Julie’s own sense of relief was echoed in the audible sigh of those around her who were still broadcasting over the general comms.
“But, nevertheless,” Rufus continued. “This is something which should never have happened. It is my intention–”
“I’ve found something!” yelled a young, male voice, cutting across Rufus’s speech. It was one member of the team who had remained clustered around the screen, which showed the observer robot’s camera stream, while everyone else was listening to the Chair of the Terraforming Committee.
“What is it?” came Anita’s voice. She hurried over with bounding strides.
“I think I can see something… human,” said the man with quiet concern.
A sick feeling welled up in Julie’s stomach as she thought about the horrific death the person must have suffered.
“Are you sure?” said Rufus, pushing his way past the onlookers to stand directly in front of the screen. “I have it on good authority that no one was there.”
“I’m afraid I am certain,” said the man. “It’s an arm. I think it’s wearing a WristTab.”
“Can you access it remotely?” said Rufus. “Does your robot have that capability?”
“If the WristTab’s not completely smashed,” the young man replied.
The tension increased as they waited and watched the screen to find out.
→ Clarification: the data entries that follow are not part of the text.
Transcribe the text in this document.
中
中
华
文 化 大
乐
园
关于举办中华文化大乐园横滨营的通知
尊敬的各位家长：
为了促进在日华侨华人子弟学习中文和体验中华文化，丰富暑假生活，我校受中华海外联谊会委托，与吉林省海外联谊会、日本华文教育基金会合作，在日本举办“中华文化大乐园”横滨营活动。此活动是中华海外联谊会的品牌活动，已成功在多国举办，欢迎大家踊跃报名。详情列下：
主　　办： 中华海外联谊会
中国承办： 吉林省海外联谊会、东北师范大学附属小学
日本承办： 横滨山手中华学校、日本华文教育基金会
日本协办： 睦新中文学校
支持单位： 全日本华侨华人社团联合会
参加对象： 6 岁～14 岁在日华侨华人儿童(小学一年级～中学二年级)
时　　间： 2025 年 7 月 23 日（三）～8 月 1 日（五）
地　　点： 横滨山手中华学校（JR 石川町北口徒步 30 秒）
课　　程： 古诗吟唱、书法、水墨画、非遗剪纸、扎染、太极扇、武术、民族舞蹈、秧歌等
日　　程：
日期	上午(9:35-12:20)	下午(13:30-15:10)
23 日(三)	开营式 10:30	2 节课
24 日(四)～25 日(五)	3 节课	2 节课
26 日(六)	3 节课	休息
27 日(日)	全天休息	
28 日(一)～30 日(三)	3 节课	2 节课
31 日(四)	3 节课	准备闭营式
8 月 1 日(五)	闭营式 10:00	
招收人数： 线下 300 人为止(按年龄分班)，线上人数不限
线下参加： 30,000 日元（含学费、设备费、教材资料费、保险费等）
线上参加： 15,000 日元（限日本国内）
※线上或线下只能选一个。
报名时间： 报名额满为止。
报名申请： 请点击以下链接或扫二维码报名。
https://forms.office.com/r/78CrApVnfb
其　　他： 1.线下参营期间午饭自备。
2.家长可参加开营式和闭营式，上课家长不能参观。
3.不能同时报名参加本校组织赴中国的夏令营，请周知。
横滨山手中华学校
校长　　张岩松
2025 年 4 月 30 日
Or, perhaps, it was only in Julie’s imagination that everyone around her was nervous. Cocooned in her rad-suit with only a few people broadcasting across the general comms channel, there really wasn’t any way to tell. The observational robot pivoted and zeroed in on the flickering WristTab, but not enough to see anything. The young man concentrated his efforts on the screen’s mechanics to see what information the WristTab could offer.
“OK,” said the man. “There’s some residual power. Not enough to pull any data, but it’s still possible to read the identifying tag. The WristTab belongs to Giovanni Lupo.”
A female scream ripped across the comms and Anita clasped her gloved hands to the bubble of her helmet. She staggered sideways with the weight of the news and someone standing next to her had to grab her arm to stop her from falling. “Gianni? No!” Her grief-stricken cries echoed terrifyingly through every helmet in the vicinity before they were cut off as she switched her comms away.
The same rad-suited figure who had taken her arm led her away from the canyon. A shocked silence, punctuated by the occasional hiss of static, filled their helmets.
Rufus turned from the scene of devastation and seemed to become taller as he raised his chest in a defiant pose.